The Japanese yen is stronger by 0.5% at 111.13 per dollar as of 8:00 a.m. ET. The currency’s rebound comes after it slumped to a three-week low on Friday, following a Bloomberg report that the BOJ may help banks lend by offering a negative rate on some loans.

Notably, the currency’s strength comes ahead of the Fed’s Wednesday meeting and the Bank of Japan’s Thursday meeting.

Regarding the BOJ meeting, some analysts are expecting the central bank to ease further.

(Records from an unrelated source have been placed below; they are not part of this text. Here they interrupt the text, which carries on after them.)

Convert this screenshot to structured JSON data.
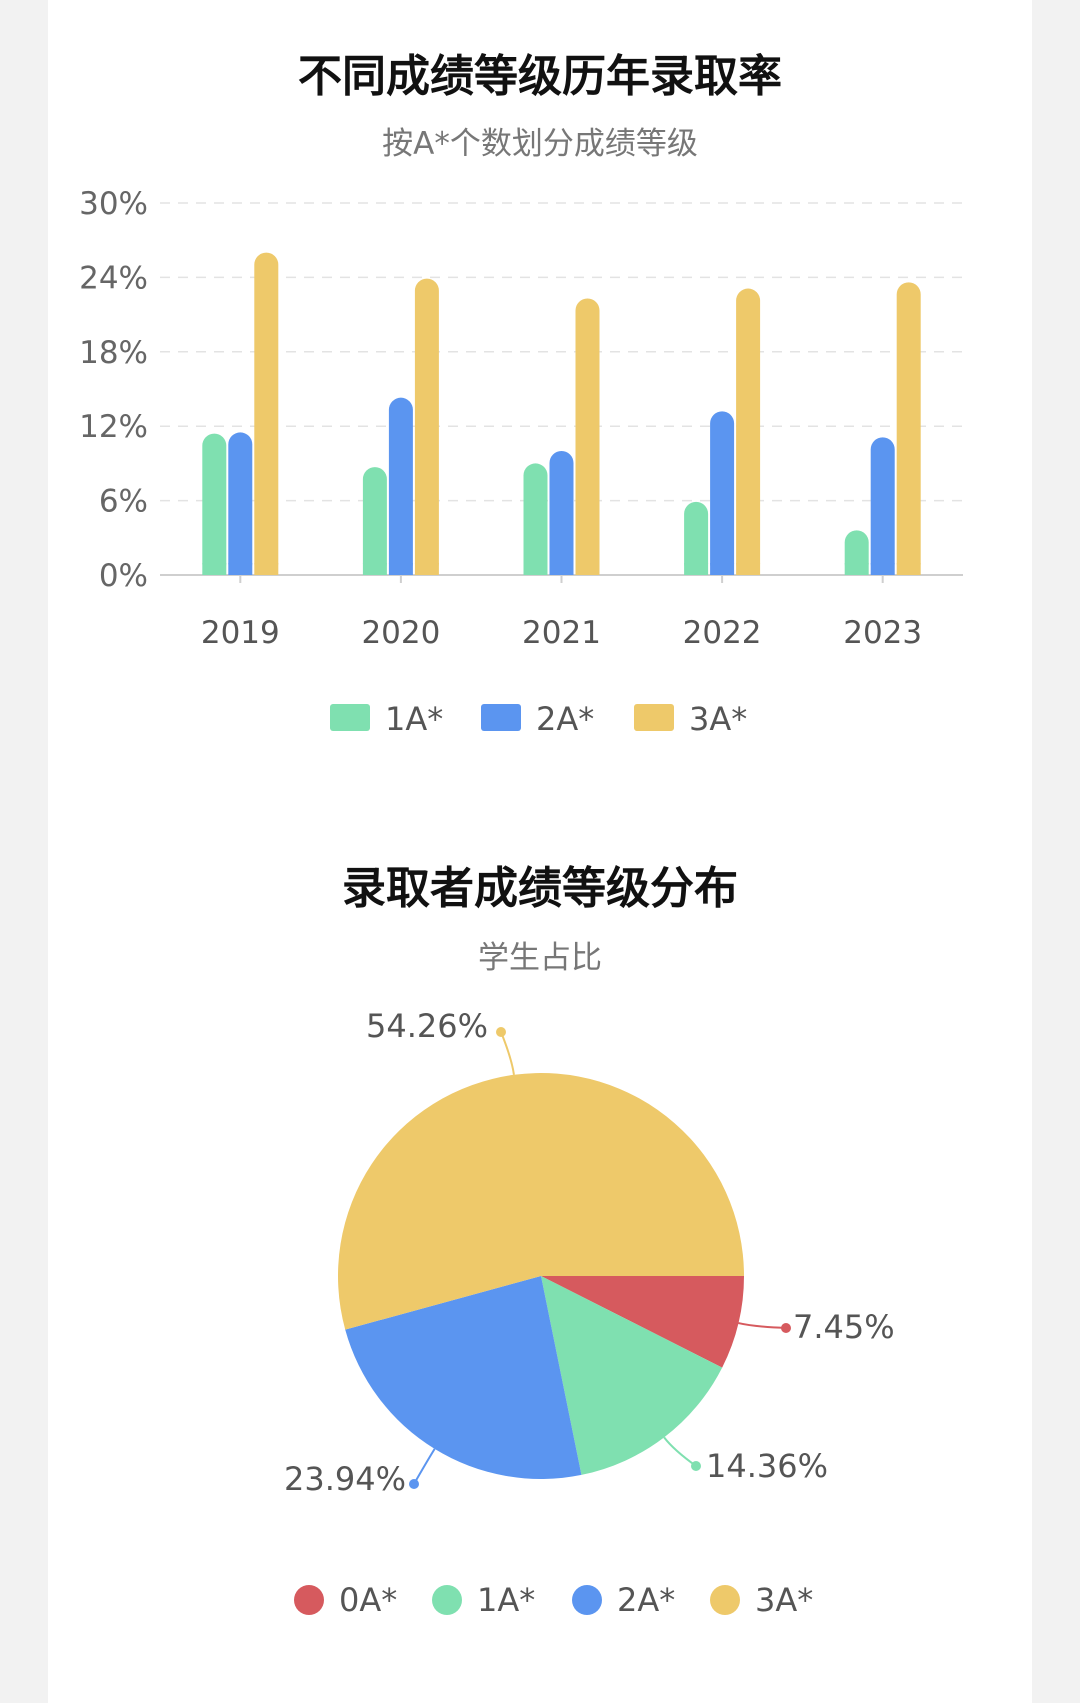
{
  "chart_data": [
    {
      "type": "bar",
      "title": "不同成绩等级历年录取率",
      "subtitle": "按A*个数划分成绩等级",
      "categories": [
        "2019",
        "2020",
        "2021",
        "2022",
        "2023"
      ],
      "series": [
        {
          "name": "1A*",
          "color": "#7fe0b0",
          "values": [
            11.4,
            8.7,
            9.0,
            5.9,
            3.6
          ]
        },
        {
          "name": "2A*",
          "color": "#5b95f0",
          "values": [
            11.5,
            14.3,
            10.0,
            13.2,
            11.1
          ]
        },
        {
          "name": "3A*",
          "color": "#eec96a",
          "values": [
            26.0,
            23.9,
            22.3,
            23.1,
            23.6
          ]
        }
      ],
      "yticks": [
        "0%",
        "6%",
        "12%",
        "18%",
        "24%",
        "30%"
      ],
      "ylim": [
        0,
        30
      ],
      "grid": "dashed horizontal",
      "legend": "bottom"
    },
    {
      "type": "pie",
      "title": "录取者成绩等级分布",
      "subtitle": "学生占比",
      "slices": [
        {
          "name": "0A*",
          "value": 7.45,
          "label": "7.45%",
          "color": "#d65a5e"
        },
        {
          "name": "1A*",
          "value": 14.36,
          "label": "14.36%",
          "color": "#7fe0b0"
        },
        {
          "name": "2A*",
          "value": 23.94,
          "label": "23.94%",
          "color": "#5b95f0"
        },
        {
          "name": "3A*",
          "value": 54.26,
          "label": "54.26%",
          "color": "#eec96a"
        }
      ],
      "legend": "bottom"
    }
  ]
}
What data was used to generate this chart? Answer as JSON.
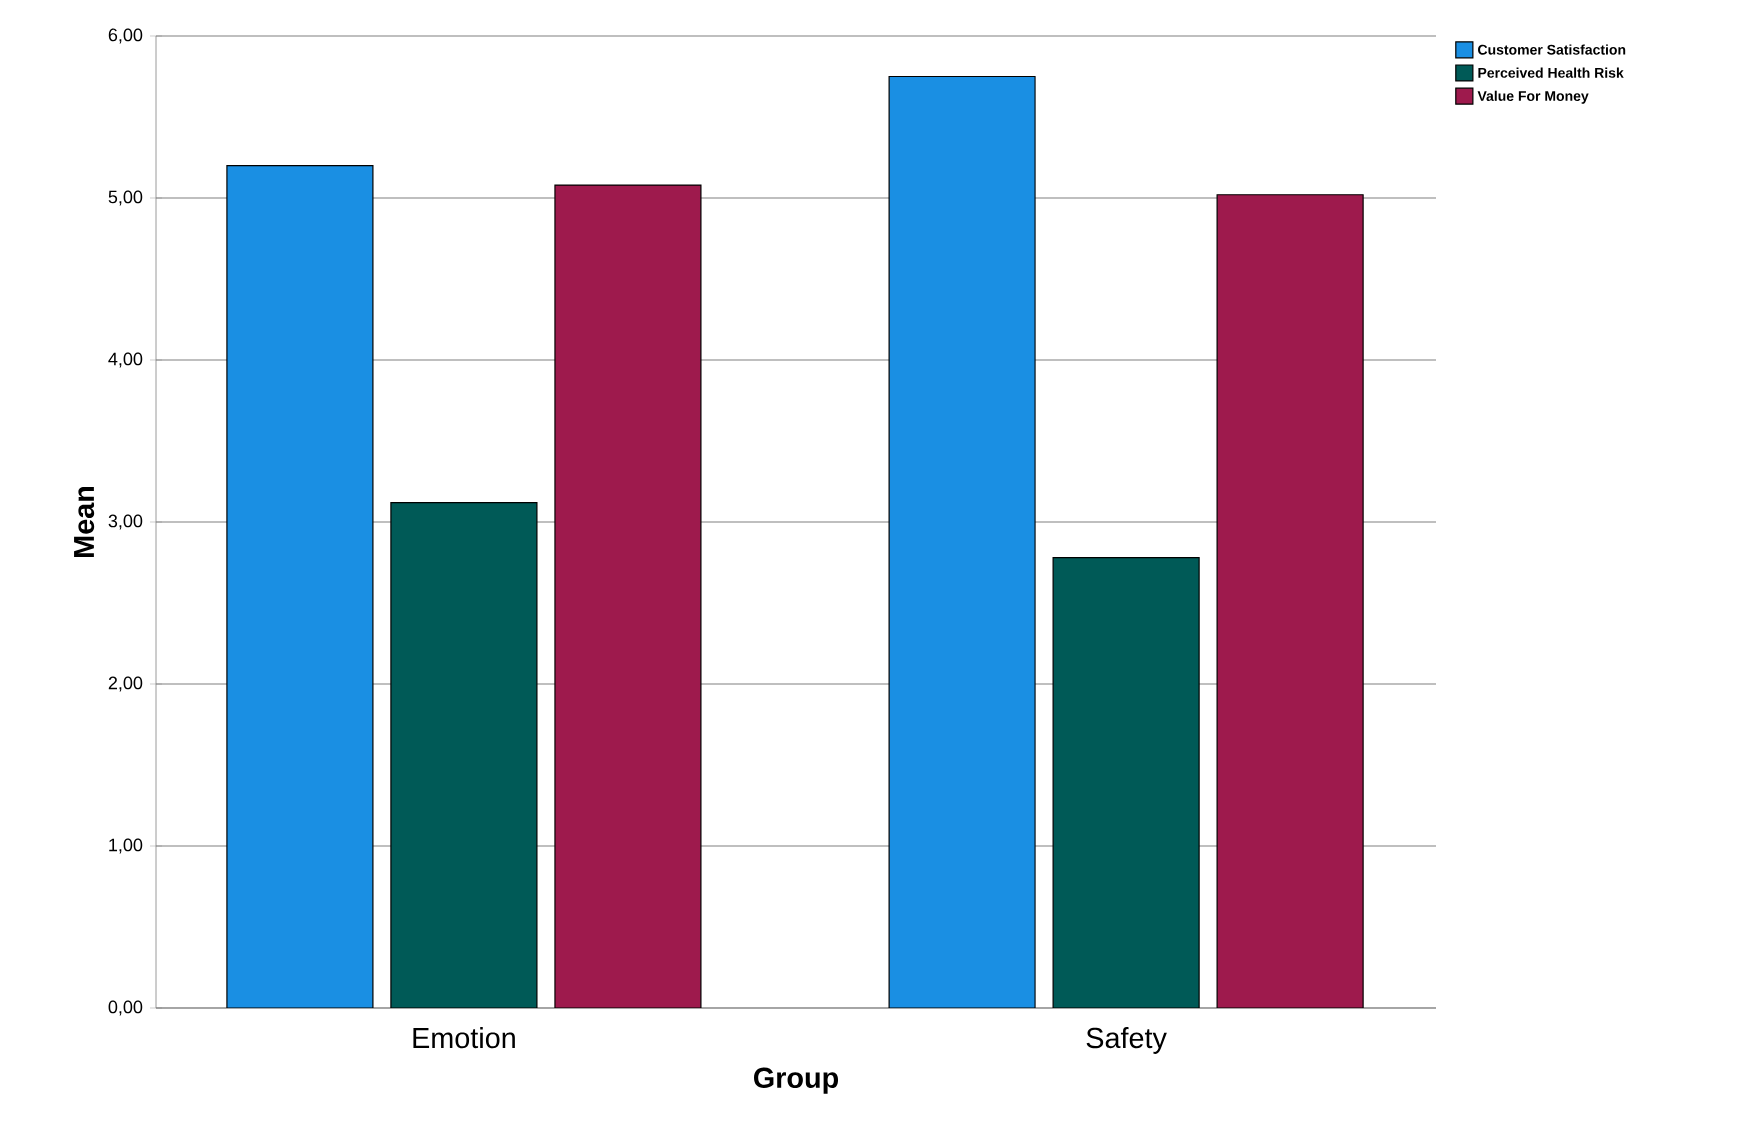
{
  "chart_data": {
    "type": "bar",
    "xlabel": "Group",
    "ylabel": "Mean",
    "categories": [
      "Emotion",
      "Safety"
    ],
    "series": [
      {
        "name": "Customer Satisfaction",
        "color": "#1a8fe3",
        "values": [
          5.2,
          5.75
        ]
      },
      {
        "name": "Perceived Health Risk",
        "color": "#005a57",
        "values": [
          3.12,
          2.78
        ]
      },
      {
        "name": "Value For Money",
        "color": "#9e1a4d",
        "values": [
          5.08,
          5.02
        ]
      }
    ],
    "ylim": [
      0,
      6
    ],
    "yticks": [
      {
        "value": 0,
        "label": "0,00"
      },
      {
        "value": 1,
        "label": "1,00"
      },
      {
        "value": 2,
        "label": "2,00"
      },
      {
        "value": 3,
        "label": "3,00"
      },
      {
        "value": 4,
        "label": "4,00"
      },
      {
        "value": 5,
        "label": "5,00"
      },
      {
        "value": 6,
        "label": "6,00"
      }
    ],
    "grid": "y",
    "legend": "top right"
  }
}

“Headwinds to the Bank of Japan’s efforts to lift inflation have intensified in recent weeks. We expect the Bank to ease more in the upcoming meeting, most probably by increasing asset purchases and cutting interest rates,” argued Capital Economics’ Marcel Thieliant in a note to clients.

As for the rest of the world, here’s the scoreboard:

  • The dollar index is weaker by 0.3% at 94.85. Morgan Stanley’s Hans W. Redeker argued in a note to clients that, “the Fed is likely to keep its statement widely unchanged [on Wednesday] trying to maintain its flexibility to hike in the summer. It may even sound more positive on the economy given continued labour market strength … Accordingly, the USD should catch a bid this week not only against the JPY, but on a broader sense.”
  • The euro is stronger by 0.3% at 1.1254 despite the latest data showing that German business climate unexpectedly fell. Germany’s Ifo Business Climate survey slipped to 106.6 in April, down from March’s 106.7, and came in below expectations of 107.1. “Firms at both levels of trade were less satisfied with both their current situation and their business outlook,” Dr. Clemens Fuest from Ifo said in the report.
  • The British pound is stronger by 0.7% at 1.4482. Notably, Bloomberg reports that UK manufacturers, who have been struggling with a weaker pound, are going to try to increase prices to push the cost onto customers.
  • The Chinese yuan closed little changed at 6.4944 after the Financial Times reported that China’s debt total climbed to 237% of gross domestic product in thh first quarter, an all-time high.